AAD: Until we reach the new generations.
AAD: Can you mention a couple of artists who are among your interests today or who surprise you?
E.T: Today, the artists who interest me most are Leopoldo Estol and Diego Bianchi.
AAD: For many people Estol’s installations are difficult to understand.
E.T: I find it very aesthetic, I bought the complete series of photos of his installation Parque (Park), and besides, he is very intelligent. He is a child genius, I understand what he does and I like it. In every corner of his installations there is beauty.
AAD: What do you look for in art?
AAD: It has to do with your profession.
E.T: Totally. I’m interested in beauty, and my concept of beauty has been changing.
AAD: Where do you acquire your work?
E.T: Where I find what I like. I trade or buy in many payments. This Pombo I have here I bought it 2 years ago and I am still paying for it. I am a professional, I don’t have any money. I don’t take vacations, for example, I prefer to stay here and buy a painting. I don’t have a car either. It’s a choice. In the beginning, 30 years ago, I bought in San Telmo, all over the place, and the prices were very low.
AAD: Do you have an advisor when you want to acquire a work of art?

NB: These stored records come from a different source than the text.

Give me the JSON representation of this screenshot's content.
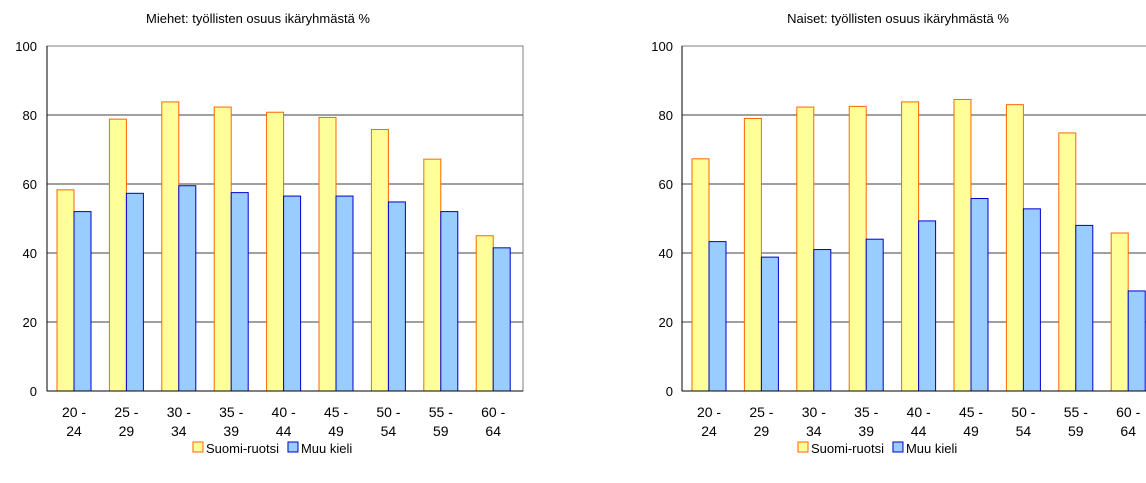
{
  "chart_data": [
    {
      "type": "bar",
      "title": "Miehet: työllisten osuus ikäryhmästä %",
      "categories": [
        [
          "20 -",
          "24"
        ],
        [
          "25 -",
          "29"
        ],
        [
          "30 -",
          "34"
        ],
        [
          "35 -",
          "39"
        ],
        [
          "40 -",
          "44"
        ],
        [
          "45 -",
          "49"
        ],
        [
          "50 -",
          "54"
        ],
        [
          "55 -",
          "59"
        ],
        [
          "60 -",
          "64"
        ]
      ],
      "series": [
        {
          "name": "Suomi-ruotsi",
          "values": [
            58.3,
            78.8,
            83.8,
            82.3,
            80.8,
            79.3,
            75.8,
            67.2,
            45.0
          ]
        },
        {
          "name": "Muu kieli",
          "values": [
            52.0,
            57.3,
            59.5,
            57.5,
            56.5,
            56.5,
            54.8,
            52.0,
            41.5
          ]
        }
      ],
      "yticks": [
        0,
        20,
        40,
        60,
        80,
        100
      ],
      "ylim": [
        0,
        100
      ],
      "grid": true,
      "legend": "bottom"
    },
    {
      "type": "bar",
      "title": "Naiset: työllisten osuus ikäryhmästä %",
      "categories": [
        [
          "20 -",
          "24"
        ],
        [
          "25 -",
          "29"
        ],
        [
          "30 -",
          "34"
        ],
        [
          "35 -",
          "39"
        ],
        [
          "40 -",
          "44"
        ],
        [
          "45 -",
          "49"
        ],
        [
          "50 -",
          "54"
        ],
        [
          "55 -",
          "59"
        ],
        [
          "60 -",
          "64"
        ]
      ],
      "series": [
        {
          "name": "Suomi-ruotsi",
          "values": [
            67.3,
            79.0,
            82.3,
            82.5,
            83.8,
            84.5,
            83.0,
            74.8,
            45.8
          ]
        },
        {
          "name": "Muu kieli",
          "values": [
            43.3,
            38.8,
            41.0,
            44.0,
            49.3,
            55.8,
            52.8,
            48.0,
            29.0
          ]
        }
      ],
      "yticks": [
        0,
        20,
        40,
        60,
        80,
        100
      ],
      "ylim": [
        0,
        100
      ],
      "grid": true,
      "legend": "bottom"
    }
  ],
  "colors": {
    "series": [
      "#ffff99",
      "#99ccff"
    ],
    "series_border": [
      "#ff6600",
      "#0000cc"
    ]
  }
}
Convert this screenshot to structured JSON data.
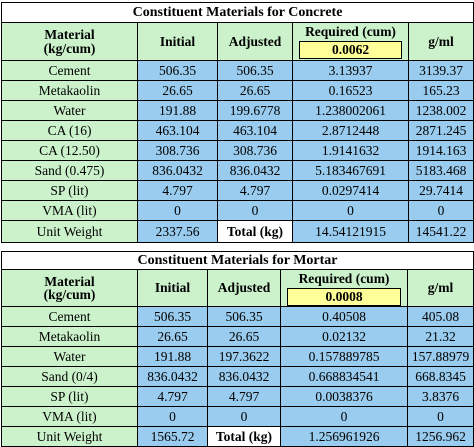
{
  "concrete": {
    "title": "Constituent Materials for Concrete",
    "header": {
      "material": "Material",
      "unit": "(kg/cum)",
      "initial": "Initial",
      "adjusted": "Adjusted",
      "required": "Required (cum)",
      "required_value": "0.0062",
      "gml": "g/ml"
    },
    "rows": [
      {
        "name": "Cement",
        "initial": "506.35",
        "adjusted": "506.35",
        "required": "3.13937",
        "gml": "3139.37"
      },
      {
        "name": "Metakaolin",
        "initial": "26.65",
        "adjusted": "26.65",
        "required": "0.16523",
        "gml": "165.23"
      },
      {
        "name": "Water",
        "initial": "191.88",
        "adjusted": "199.6778",
        "required": "1.238002061",
        "gml": "1238.002"
      },
      {
        "name": "CA (16)",
        "initial": "463.104",
        "adjusted": "463.104",
        "required": "2.8712448",
        "gml": "2871.245"
      },
      {
        "name": "CA (12.50)",
        "initial": "308.736",
        "adjusted": "308.736",
        "required": "1.9141632",
        "gml": "1914.163"
      },
      {
        "name": "Sand (0.475)",
        "initial": "836.0432",
        "adjusted": "836.0432",
        "required": "5.183467691",
        "gml": "5183.468"
      },
      {
        "name": "SP (lit)",
        "initial": "4.797",
        "adjusted": "4.797",
        "required": "0.0297414",
        "gml": "29.7414"
      },
      {
        "name": "VMA (lit)",
        "initial": "0",
        "adjusted": "0",
        "required": "0",
        "gml": "0"
      }
    ],
    "footer": {
      "name": "Unit Weight",
      "initial": "2337.56",
      "total_label": "Total (kg)",
      "required": "14.54121915",
      "gml": "14541.22"
    }
  },
  "mortar": {
    "title": "Constituent Materials for Mortar",
    "header": {
      "material": "Material",
      "unit": "(kg/cum)",
      "initial": "Initial",
      "adjusted": "Adjusted",
      "required": "Required (cum)",
      "required_value": "0.0008",
      "gml": "g/ml"
    },
    "rows": [
      {
        "name": "Cement",
        "initial": "506.35",
        "adjusted": "506.35",
        "required": "0.40508",
        "gml": "405.08"
      },
      {
        "name": "Metakaolin",
        "initial": "26.65",
        "adjusted": "26.65",
        "required": "0.02132",
        "gml": "21.32"
      },
      {
        "name": "Water",
        "initial": "191.88",
        "adjusted": "197.3622",
        "required": "0.157889785",
        "gml": "157.88979"
      },
      {
        "name": "Sand (0/4)",
        "initial": "836.0432",
        "adjusted": "836.0432",
        "required": "0.668834541",
        "gml": "668.8345"
      },
      {
        "name": "SP (lit)",
        "initial": "4.797",
        "adjusted": "4.797",
        "required": "0.0038376",
        "gml": "3.8376"
      },
      {
        "name": "VMA (lit)",
        "initial": "0",
        "adjusted": "0",
        "required": "0",
        "gml": "0"
      }
    ],
    "footer": {
      "name": "Unit Weight",
      "initial": "1565.72",
      "total_label": "Total (kg)",
      "required": "1.256961926",
      "gml": "1256.962"
    }
  }
}
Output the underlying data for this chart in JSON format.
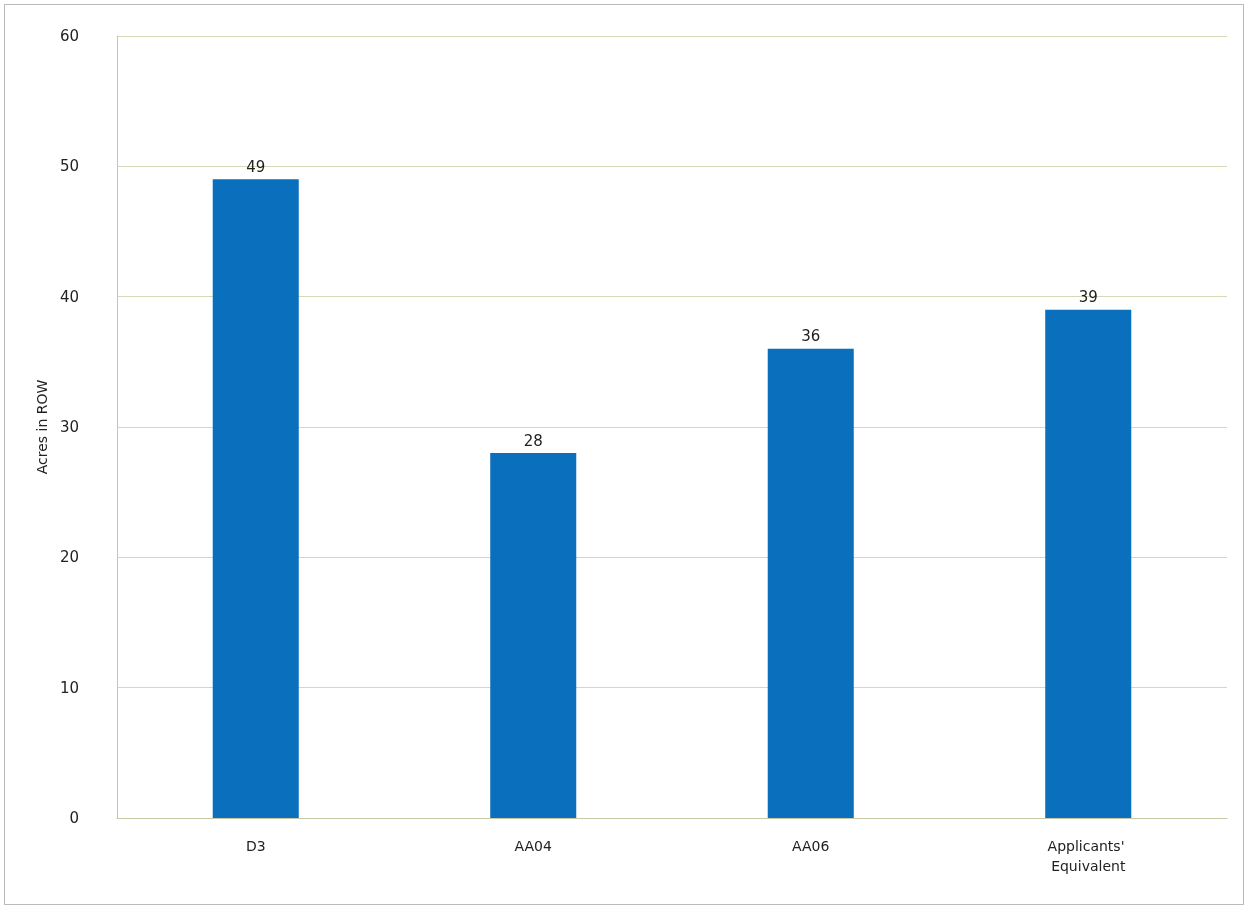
{
  "chart_data": {
    "type": "bar",
    "ylabel": "Acres in ROW",
    "categories": [
      "D3",
      "AA04",
      "AA06",
      "Applicants' Equivalent"
    ],
    "values": [
      49,
      28,
      36,
      39
    ],
    "color": "#0a6fbd",
    "ylim": [
      0,
      60
    ],
    "yticks": [
      0,
      10,
      20,
      30,
      40,
      50,
      60
    ],
    "grid": "y",
    "data_labels": true
  }
}
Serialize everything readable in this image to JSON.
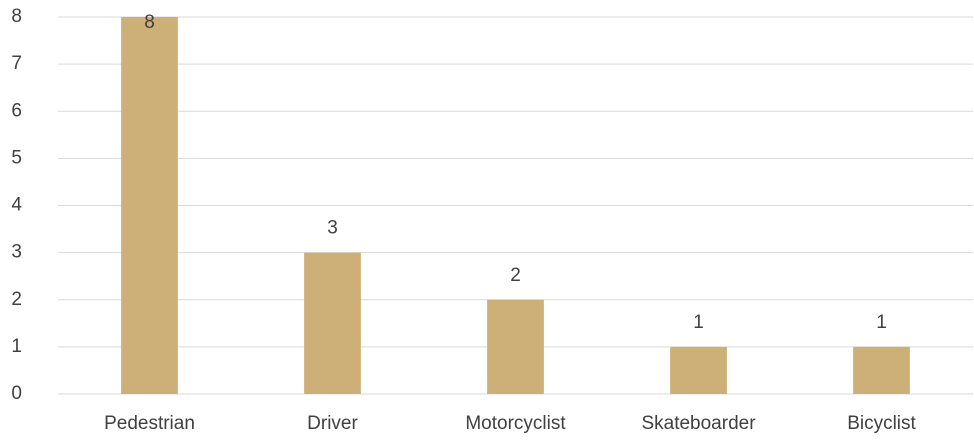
{
  "chart_data": {
    "type": "bar",
    "categories": [
      "Pedestrian",
      "Driver",
      "Motorcyclist",
      "Skateboarder",
      "Bicyclist"
    ],
    "values": [
      8,
      3,
      2,
      1,
      1
    ],
    "color": "#cdb077",
    "ylim": [
      0,
      8
    ],
    "yticks": [
      0,
      1,
      2,
      3,
      4,
      5,
      6,
      7,
      8
    ],
    "grid": true,
    "data_labels": true
  }
}
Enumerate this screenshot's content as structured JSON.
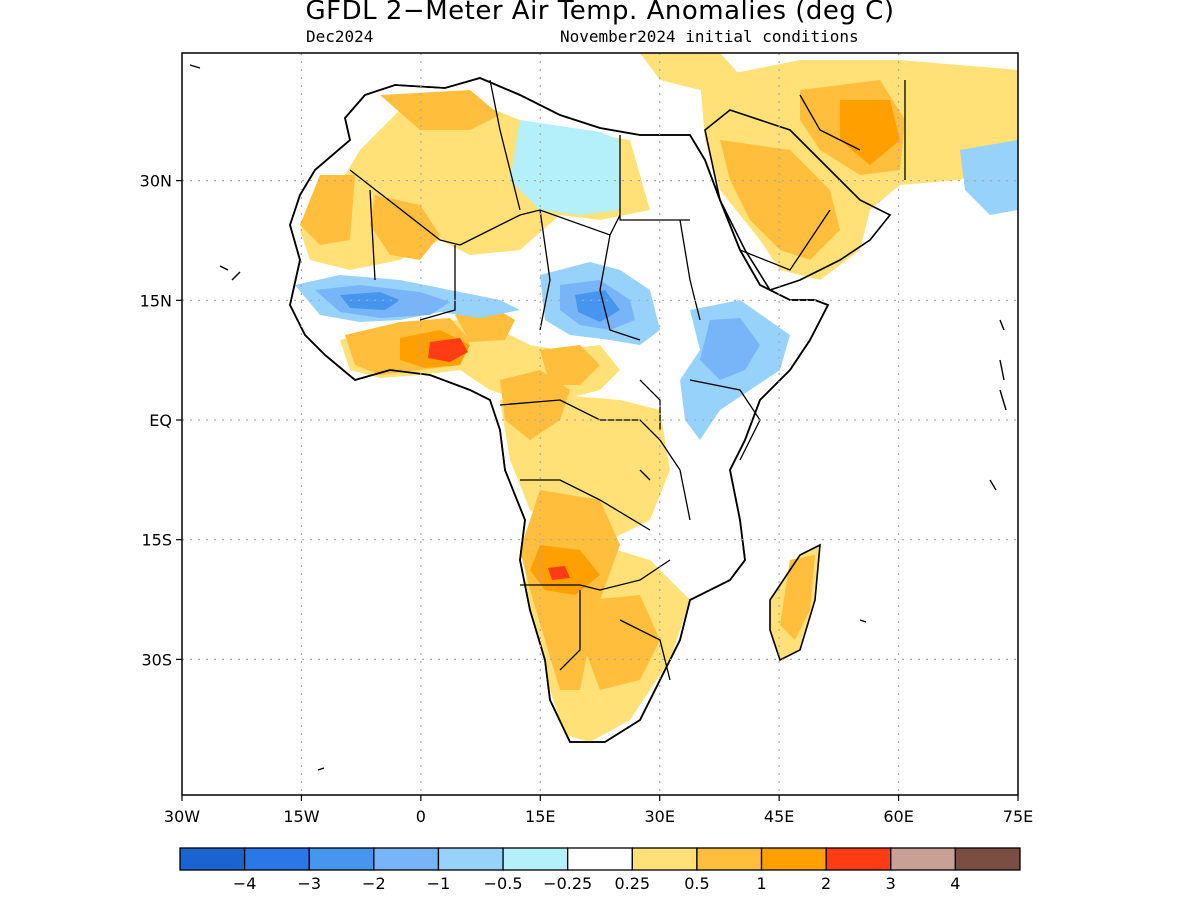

E.T: No. I have friends, like Alberto Sendrós, Orly Benzacar and Marina Pellegrini, with whom I talk. There is also Sara García Uriburu whom I adore, she is a very good person. I consider them to be people who have a good eye. But not advisors, not at all. I buy what I like. Sometimes I meet the artist, I like them and I help them. I’ve known Marina Pellegrini for many years and somehow we’ve trained together in art, she’s made a change too. Another person who always helps me is Ana Gallardo. She is very honest and being an artist she has a different and disinterested angle. She always says that there are artists she believes in and others she doesn’t, and she gives me a different look.
AAD: Do you go to Art Biennials and Fairs?
E.T: I went to the São Paulo Biennial last year. I didn’t go to the Venice Biennale this year because it was too expensive, unfortunately I couldn’t. I still find out about everything, but there are things I simply cannot do.
AAD: Do you follow some criteria in the choice of an artwork?
E.T: I always try to buy the best of each artist, what most represents them.
AAD: Is there any artist that interests you in particular?
E.T: Yes, Ernesto Ballesteros. I think he’s an exquisite artist, and I think he’s going to make a big breakthrough.
AAD: What is art for you?
E.T: It’s everything, it’s a way of life. If I enter a house and there is no art, be it paintings or books, for me it is an empty house.